Image Credit: http://www.flickr.com/photos/getbutterfly/6317955134/
The COPIOUS Engineering team regularly launches world-class web applications on cutting edge technologies. From the drawing board to the database, our digital products starts with the user.
First, we need to know the best and worst case scenarios for how many users an application expects to have and what kind of growth curve is anticipated. We need to know what the users are going to be doing with the system and how, including which actions need instant feedback. Regularly, too, things need to happen behind the scenes to connect a user to their goal. These are all accounted for in our cluster design processes.
With baseline user numbers in hand, we can proceed to layering the servers. We’ll generally use three kinds of servers in a cluster: application servers for user-facing software, database servers for storage, and utility servers for software that needs to run behind the scenes. We write chef scripts to install and configure our servers, and capistrano scripts to automate deployment and rollback. This makes pushing a build or a fix a single-step process. For our largest clusters, we use the Jenkins continuous integration server to keep our deployed systems in step with our code paths in github.
Our code paths are laid out in the standard trio: master, staging, and production, using feature branches for development. When code is feature complete, tested, and reviewed, it’s merged into master for internal preview. Once we’ve signed off, it goes to staging for a customer-facing preview, then on to production when everyone is satisfied. The staging cluster will generally be a pared-down version of the production cluster—identical in architecture, but with minimized need to handle active user load.

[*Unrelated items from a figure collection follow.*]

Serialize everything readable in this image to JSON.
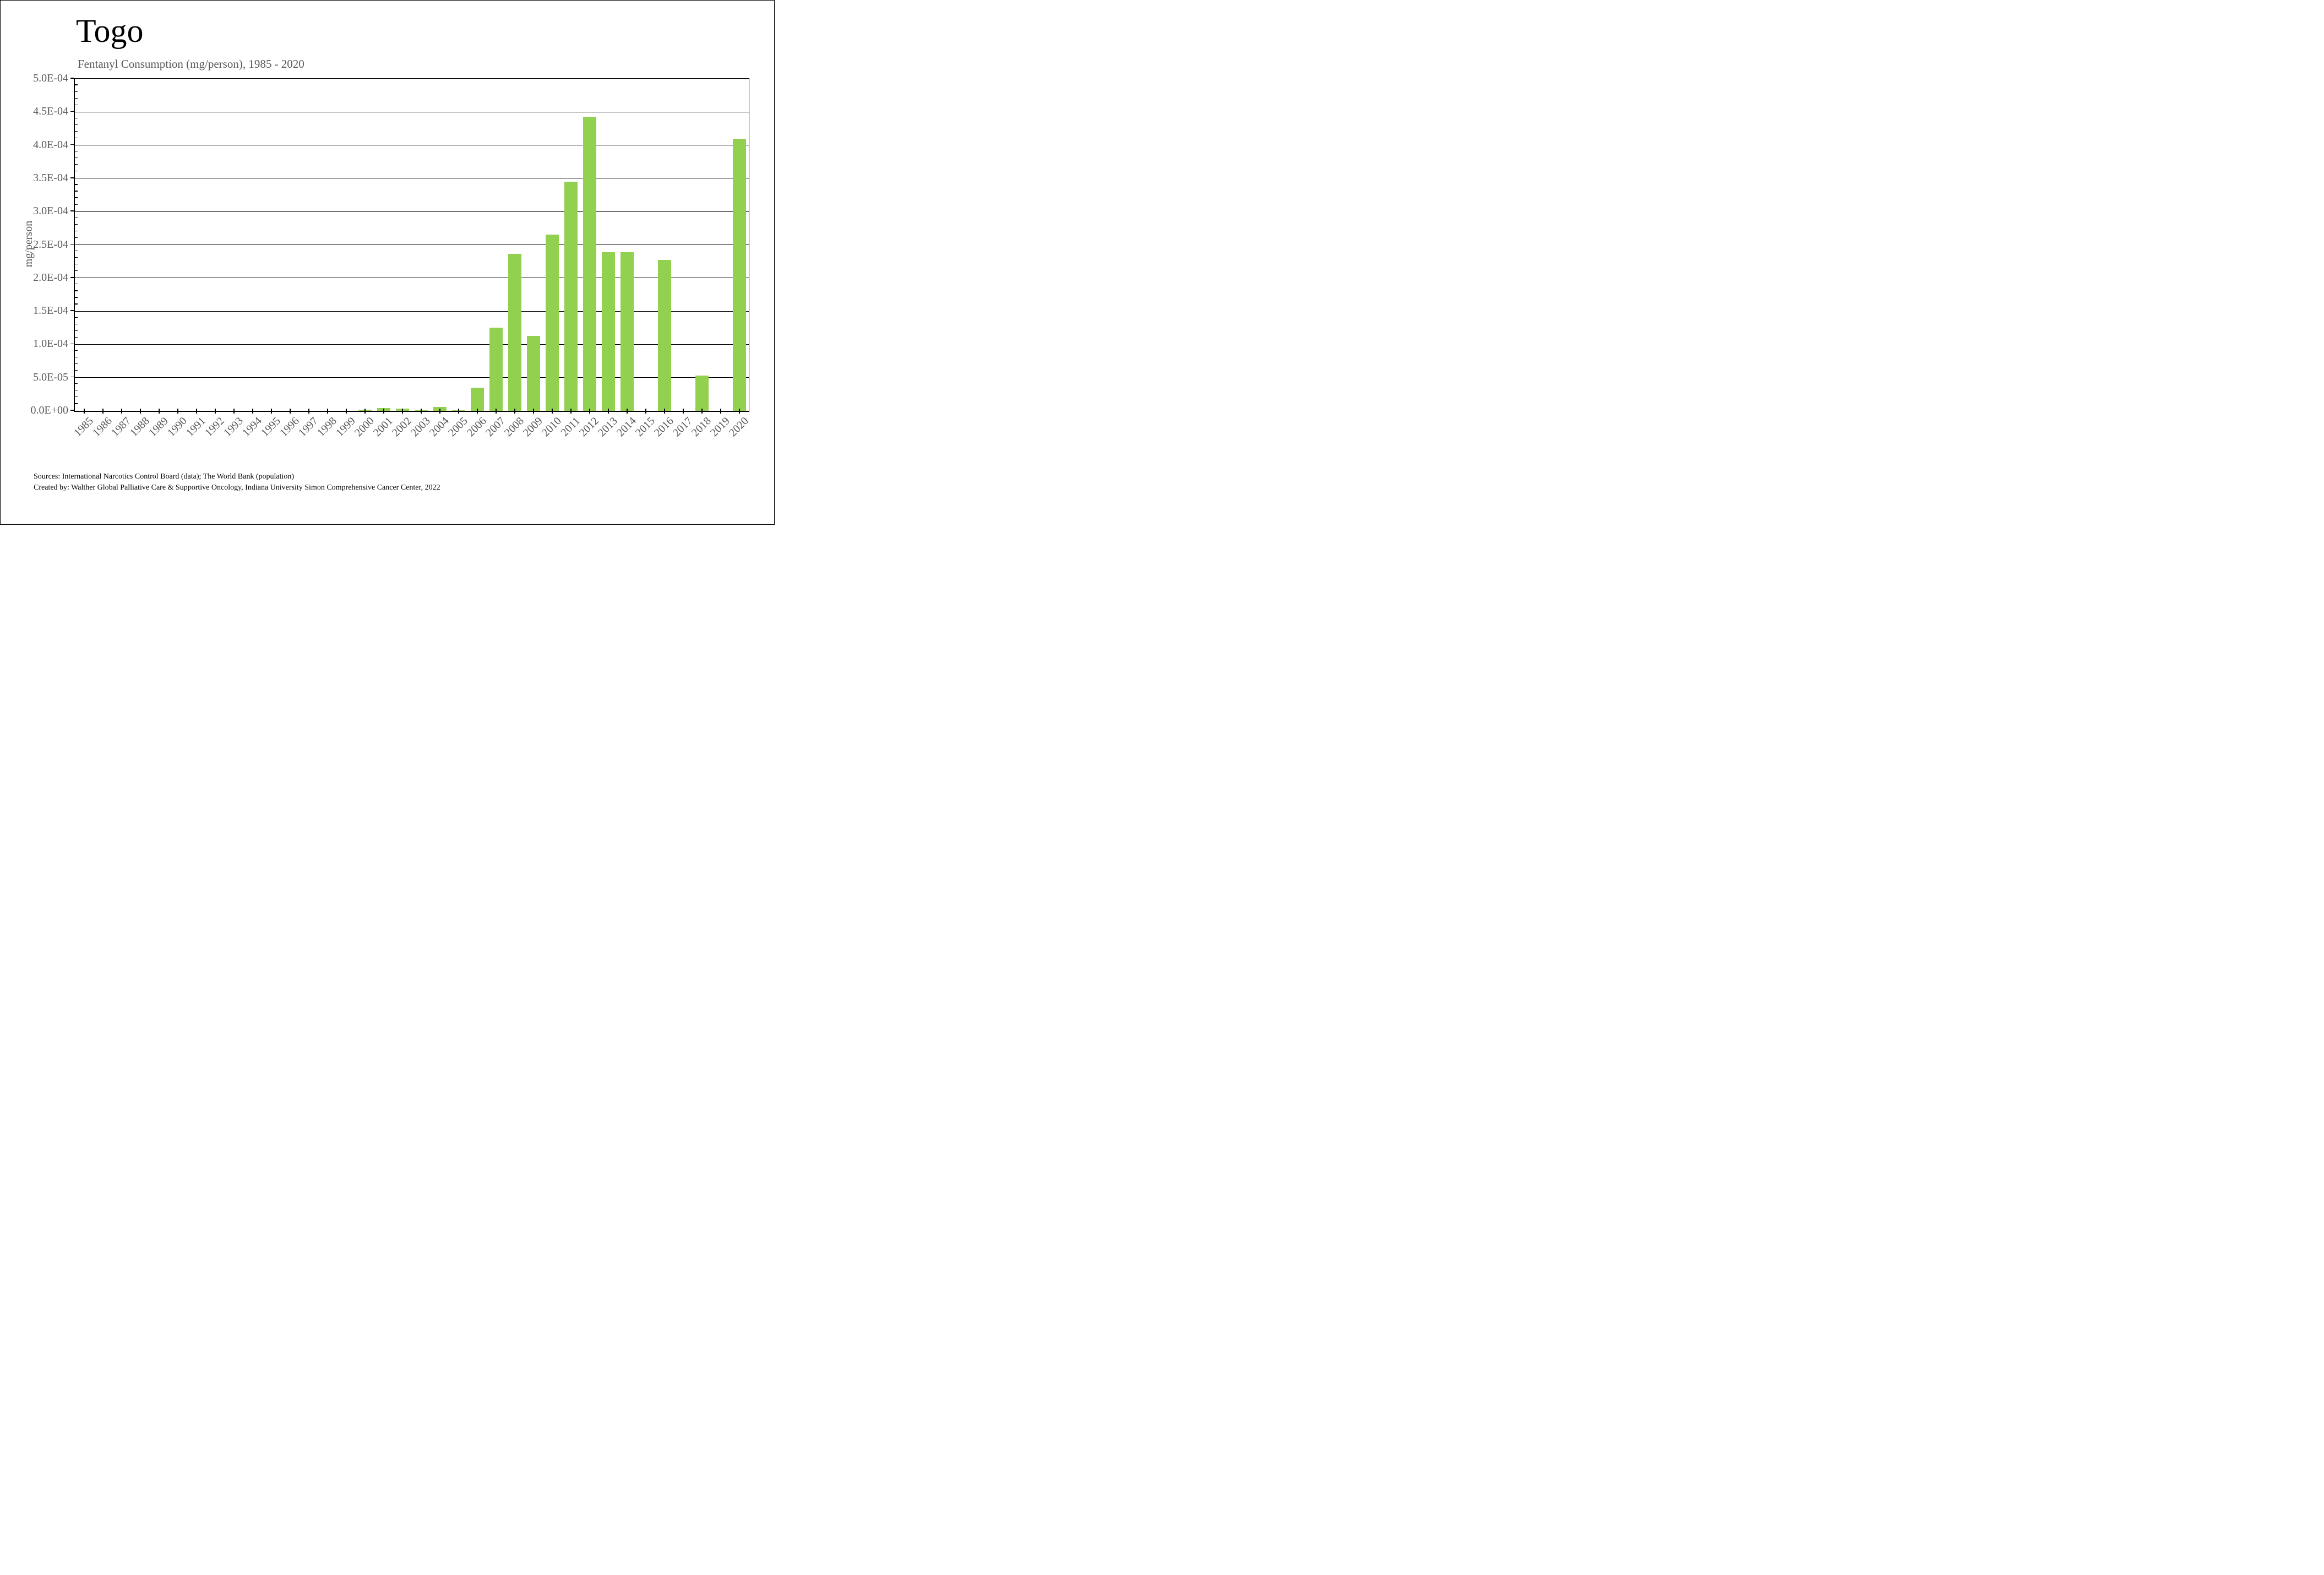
{
  "figure": {
    "title": "Togo",
    "subtitle": "Fentanyl Consumption (mg/person), 1985 - 2020",
    "y_axis_title": "mg/person",
    "footer_lines": [
      "Sources: International Narcotics Control Board (data); The World Bank (population)",
      "Created by: Walther Global Palliative Care & Supportive Oncology, Indiana University Simon Comprehensive Cancer Center, 2022"
    ]
  },
  "chart_data": {
    "type": "bar",
    "title": "Togo",
    "subtitle": "Fentanyl Consumption (mg/person), 1985 - 2020",
    "xlabel": "",
    "ylabel": "mg/person",
    "ylim": [
      0,
      0.0005
    ],
    "grid": "horizontal-major-on",
    "legend_position": "none",
    "bar_color": "#92D050",
    "axis_text_color": "#595959",
    "line_color": "#000000",
    "categories": [
      "1985",
      "1986",
      "1987",
      "1988",
      "1989",
      "1990",
      "1991",
      "1992",
      "1993",
      "1994",
      "1995",
      "1996",
      "1997",
      "1998",
      "1999",
      "2000",
      "2001",
      "2002",
      "2003",
      "2004",
      "2005",
      "2006",
      "2007",
      "2008",
      "2009",
      "2010",
      "2011",
      "2012",
      "2013",
      "2014",
      "2015",
      "2016",
      "2017",
      "2018",
      "2019",
      "2020"
    ],
    "values": [
      0,
      0,
      0,
      0,
      0,
      0,
      0,
      0,
      0,
      0,
      0,
      0,
      0,
      0,
      0,
      1.4e-06,
      3.9e-06,
      3.1e-06,
      1.1e-06,
      5.6e-06,
      7e-07,
      3.5e-05,
      0.000125,
      0.000236,
      0.000113,
      0.000265,
      0.000345,
      0.000443,
      0.000239,
      0.000239,
      0,
      0.000227,
      0,
      5.3e-05,
      0,
      0.00041
    ],
    "y_ticks": [
      {
        "value": 0.0,
        "label": "0.0E+00"
      },
      {
        "value": 5e-05,
        "label": "5.0E-05"
      },
      {
        "value": 0.0001,
        "label": "1.0E-04"
      },
      {
        "value": 0.00015,
        "label": "1.5E-04"
      },
      {
        "value": 0.0002,
        "label": "2.0E-04"
      },
      {
        "value": 0.00025,
        "label": "2.5E-04"
      },
      {
        "value": 0.0003,
        "label": "3.0E-04"
      },
      {
        "value": 0.00035,
        "label": "3.5E-04"
      },
      {
        "value": 0.0004,
        "label": "4.0E-04"
      },
      {
        "value": 0.00045,
        "label": "4.5E-04"
      },
      {
        "value": 0.0005,
        "label": "5.0E-04"
      }
    ],
    "y_minor_tick_step": 1e-05
  }
}
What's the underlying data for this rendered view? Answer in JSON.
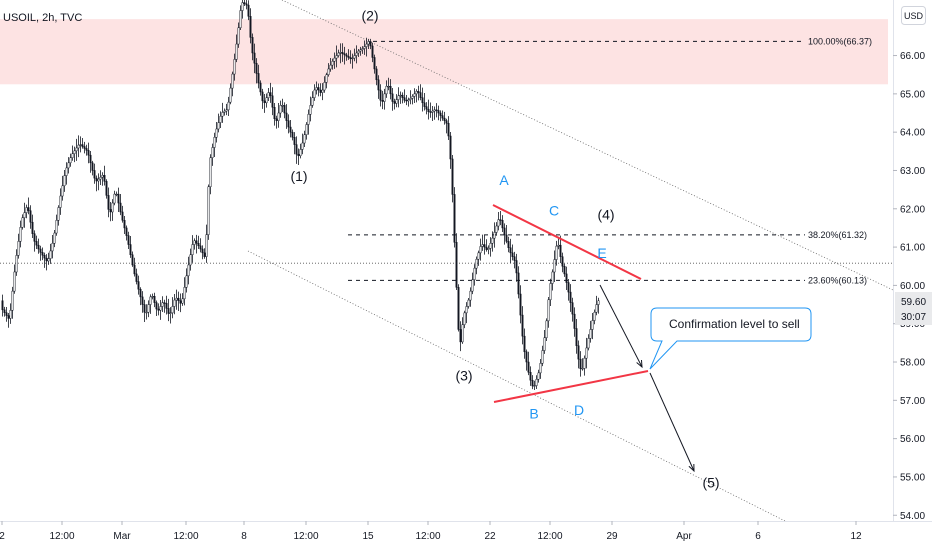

The architecture of the application servers is generally one or more load balancers, an app master, and one or more app slaves. These servers run nothing other than the latest ruby interpreter, rails framework, and daemons for the app, web, and caching systems. For web services, we’ll generally go with nginx, and on modern rails apps we tend to use unicorn rather than passenger due to better threading performance. Finally, for caching, we’ll generally go with varnish, redis, or haproxy, depending on what’s being cached where in the application.
The application servers work to process the user’s requests, though we still need a place to store data. Most of our large clusters use both relational and non-relational (“NoSQL”) data persistence strategies. On the relational side, we prefer PostgreSQL over MySQL, and on the nonrelational side, we’ll most regularly use MongoDB as a document database and Redis as a data structure server. Each database is deployed across at least two, generally three servers, depending on its unique architectural needs, to ensure uptime and data consistency throughout network outages and load spikes.
Finally, where there are calculations that need to happen behind the scenes, we’ll deploy utility instances to handle that load. Mike Perham from our client The Clymb wrote and released a great tool called Sidekiq for handling background tasks with ruby. These tasks could be calculating ranking data, running geographic indexes, or sending out emails--but they’re not tasks the user should have to wait on. Keeping these tasks out of the main app cluster keeps the application responsive and fast.
Fast, stable applications are important to keep users happy, and they come from talented designers and engineers using the best tools and processes customized to the digital product being built. Happy clusters lead to delighted users, one of the goals of the COPIOUS engineering team.